The highlight of our visit was definitely the Golden Triangle of Art which, with the Paseo del Arte pass, allowed us single-entry into each of the three big museums: Museo del Prado, Thyssen-Bornemisza, and Museo Reina Sofía. In Prado alone Michael and I had spent 3 hours exploring the basement and 2nd floors, leaving the 1st for a return visit later in the week.

As life goes, the trip didn’t go as planned, and we were unable to come back. A harrowing incident and some form of flu went around the group that essentially consumed three of our limited days. These days were spent running emergency errands and convalescing at the apartment with cups and cups of soup and ginger tea. In light of the new circumstances, we even had to shift our itinerary rather significantly. Whatever imagined vision I had of this time together faded in a blink.

Things, now, are as well as they can be. The emergency crisis — a private affair I may disclose after some time — seems to mostly have been averted. Herbal remedies from the local pharmacies have assuaged most of the symptoms, leaving most of us with only a sore throat and a light cold. Our noche buena feast was a makeshift dinner composed of the food in the fridge we hadn’t used up: packs of jamón Ibérico and Serrano, some frankfurters, a bag of salad greens, some spinach and arugula, orange juice, old bread. We supplemented this with some cheese, gambas, and padrón peppers from the grocery that, amazingly, was still open at 8 o’clock on Christmas eve. For wine, we opened a bottle of Hewitt that my family had carried from the Philippines. It had been recently discovered collecting dust in too-hot storage conditions in a forgotten room, but by some miracle and perhaps the quality of the winemaking, the drink remained perfectly enjoyable.
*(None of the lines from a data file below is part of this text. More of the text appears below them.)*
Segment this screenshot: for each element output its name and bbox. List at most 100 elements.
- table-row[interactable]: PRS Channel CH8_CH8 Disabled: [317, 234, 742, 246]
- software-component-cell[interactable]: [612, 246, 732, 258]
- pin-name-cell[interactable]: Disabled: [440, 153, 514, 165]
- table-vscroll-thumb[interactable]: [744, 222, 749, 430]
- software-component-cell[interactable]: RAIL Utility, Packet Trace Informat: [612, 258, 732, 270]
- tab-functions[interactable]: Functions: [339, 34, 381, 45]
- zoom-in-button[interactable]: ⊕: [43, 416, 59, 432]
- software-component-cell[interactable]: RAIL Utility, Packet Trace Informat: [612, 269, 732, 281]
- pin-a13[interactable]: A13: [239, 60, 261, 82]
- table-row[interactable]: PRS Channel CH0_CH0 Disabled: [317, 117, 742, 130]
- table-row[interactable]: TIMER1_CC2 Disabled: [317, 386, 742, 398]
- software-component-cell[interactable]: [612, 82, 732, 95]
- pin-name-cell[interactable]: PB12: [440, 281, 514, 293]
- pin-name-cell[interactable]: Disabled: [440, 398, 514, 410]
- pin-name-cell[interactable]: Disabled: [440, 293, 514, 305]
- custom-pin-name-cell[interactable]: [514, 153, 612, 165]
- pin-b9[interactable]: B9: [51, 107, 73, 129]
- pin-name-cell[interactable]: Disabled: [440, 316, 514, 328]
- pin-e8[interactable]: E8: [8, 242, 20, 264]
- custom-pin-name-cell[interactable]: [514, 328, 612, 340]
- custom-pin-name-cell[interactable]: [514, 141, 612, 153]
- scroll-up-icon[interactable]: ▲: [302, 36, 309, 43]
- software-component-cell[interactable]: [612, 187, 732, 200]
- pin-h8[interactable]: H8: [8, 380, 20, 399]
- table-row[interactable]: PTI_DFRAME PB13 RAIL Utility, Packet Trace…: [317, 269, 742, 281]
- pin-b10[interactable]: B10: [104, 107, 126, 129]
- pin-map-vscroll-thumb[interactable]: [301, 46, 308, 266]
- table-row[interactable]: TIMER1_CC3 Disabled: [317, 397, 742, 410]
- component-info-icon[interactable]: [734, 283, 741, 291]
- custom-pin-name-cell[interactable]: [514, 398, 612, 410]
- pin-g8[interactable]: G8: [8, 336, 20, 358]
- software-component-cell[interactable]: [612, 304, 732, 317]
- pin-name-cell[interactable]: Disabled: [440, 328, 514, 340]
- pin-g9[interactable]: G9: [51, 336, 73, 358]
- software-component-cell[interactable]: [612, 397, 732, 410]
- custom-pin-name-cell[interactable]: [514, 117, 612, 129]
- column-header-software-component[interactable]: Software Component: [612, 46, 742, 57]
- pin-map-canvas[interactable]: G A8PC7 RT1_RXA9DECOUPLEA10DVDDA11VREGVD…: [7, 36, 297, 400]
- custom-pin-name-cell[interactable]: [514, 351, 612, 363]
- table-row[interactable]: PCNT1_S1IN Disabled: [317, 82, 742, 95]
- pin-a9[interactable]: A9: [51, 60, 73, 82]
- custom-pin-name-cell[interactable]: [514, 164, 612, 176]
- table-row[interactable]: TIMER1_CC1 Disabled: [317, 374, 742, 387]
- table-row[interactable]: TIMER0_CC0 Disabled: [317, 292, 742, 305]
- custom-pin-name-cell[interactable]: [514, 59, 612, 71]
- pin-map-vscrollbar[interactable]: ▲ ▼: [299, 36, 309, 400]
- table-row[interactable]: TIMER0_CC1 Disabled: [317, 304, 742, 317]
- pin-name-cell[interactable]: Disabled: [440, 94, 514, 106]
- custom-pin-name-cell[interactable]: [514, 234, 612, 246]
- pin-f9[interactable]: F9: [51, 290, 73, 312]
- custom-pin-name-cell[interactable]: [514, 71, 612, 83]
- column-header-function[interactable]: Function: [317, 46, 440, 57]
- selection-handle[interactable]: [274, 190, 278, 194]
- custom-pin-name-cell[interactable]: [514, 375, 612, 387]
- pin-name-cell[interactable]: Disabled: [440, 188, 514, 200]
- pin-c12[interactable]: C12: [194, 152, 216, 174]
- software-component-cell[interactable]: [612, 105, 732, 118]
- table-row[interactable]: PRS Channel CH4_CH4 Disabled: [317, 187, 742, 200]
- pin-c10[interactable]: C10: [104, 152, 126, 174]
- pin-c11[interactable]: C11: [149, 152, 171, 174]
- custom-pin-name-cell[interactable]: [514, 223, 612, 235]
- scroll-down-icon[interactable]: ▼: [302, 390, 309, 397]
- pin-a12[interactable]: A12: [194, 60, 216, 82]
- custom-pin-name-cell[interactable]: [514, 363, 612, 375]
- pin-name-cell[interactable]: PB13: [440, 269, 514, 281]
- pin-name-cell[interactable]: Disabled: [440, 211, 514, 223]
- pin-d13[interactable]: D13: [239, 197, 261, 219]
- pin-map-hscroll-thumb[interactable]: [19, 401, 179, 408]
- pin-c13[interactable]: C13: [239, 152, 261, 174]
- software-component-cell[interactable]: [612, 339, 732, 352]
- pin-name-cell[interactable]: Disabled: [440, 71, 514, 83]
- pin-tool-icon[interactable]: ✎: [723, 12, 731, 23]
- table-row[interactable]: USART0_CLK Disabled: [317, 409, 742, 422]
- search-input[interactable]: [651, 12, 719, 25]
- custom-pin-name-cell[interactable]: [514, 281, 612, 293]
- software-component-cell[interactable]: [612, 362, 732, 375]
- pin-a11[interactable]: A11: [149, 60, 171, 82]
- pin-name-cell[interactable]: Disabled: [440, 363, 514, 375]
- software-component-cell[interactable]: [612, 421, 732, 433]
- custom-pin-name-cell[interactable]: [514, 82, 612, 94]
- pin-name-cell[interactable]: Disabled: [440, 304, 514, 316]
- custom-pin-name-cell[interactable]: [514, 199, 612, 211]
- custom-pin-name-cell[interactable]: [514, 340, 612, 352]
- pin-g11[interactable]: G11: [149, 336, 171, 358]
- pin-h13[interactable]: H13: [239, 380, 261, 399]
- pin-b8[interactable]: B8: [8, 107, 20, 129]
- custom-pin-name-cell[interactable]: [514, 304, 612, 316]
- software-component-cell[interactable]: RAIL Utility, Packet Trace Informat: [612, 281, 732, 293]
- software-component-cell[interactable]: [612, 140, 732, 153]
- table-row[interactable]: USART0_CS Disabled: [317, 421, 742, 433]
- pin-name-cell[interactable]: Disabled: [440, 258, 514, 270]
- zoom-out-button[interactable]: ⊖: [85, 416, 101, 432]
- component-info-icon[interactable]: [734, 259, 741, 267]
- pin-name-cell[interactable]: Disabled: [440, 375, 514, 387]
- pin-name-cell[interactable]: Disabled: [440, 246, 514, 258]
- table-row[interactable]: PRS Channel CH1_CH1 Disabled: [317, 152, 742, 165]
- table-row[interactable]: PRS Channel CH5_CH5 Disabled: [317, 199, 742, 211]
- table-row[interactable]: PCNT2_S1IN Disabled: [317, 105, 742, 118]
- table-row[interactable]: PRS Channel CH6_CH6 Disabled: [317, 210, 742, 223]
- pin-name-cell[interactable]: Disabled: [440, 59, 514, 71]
The train is passing swiftly through small hillside towns and rolling vineyards. Just now I sighted a reddish aqueduct. Above it all, a gray winter sky. I am still here on the loveliest vacation and we still have a handful of days ahead of us, but parts of me have already time traveled into both past and future. Split open, I can feel my excitement from the weeks leading up to this highly anticipated moment I now can’t seem to stay within, mingling with the uncertainty of what is yet to come, and the sadness of the inevitable leaving. In my chest is a beautiful stone heavy with existence. It is wrapped in fondness and gratitude for this life — these episodes of joy, illness, betrayal, bad weather, great food, unfortunate accidents, coincidences that allude to a great storyteller, love steeped in cups of hot tea.

So many of these days I will forget, though together with the remembered they all flow into the same stream of my life. It joins some great river, then an even greater sea, where I meet yours, and all the living and the dead. None of this matters; it all matters. The landscape, like the years, blurs into color in the window of the moving train.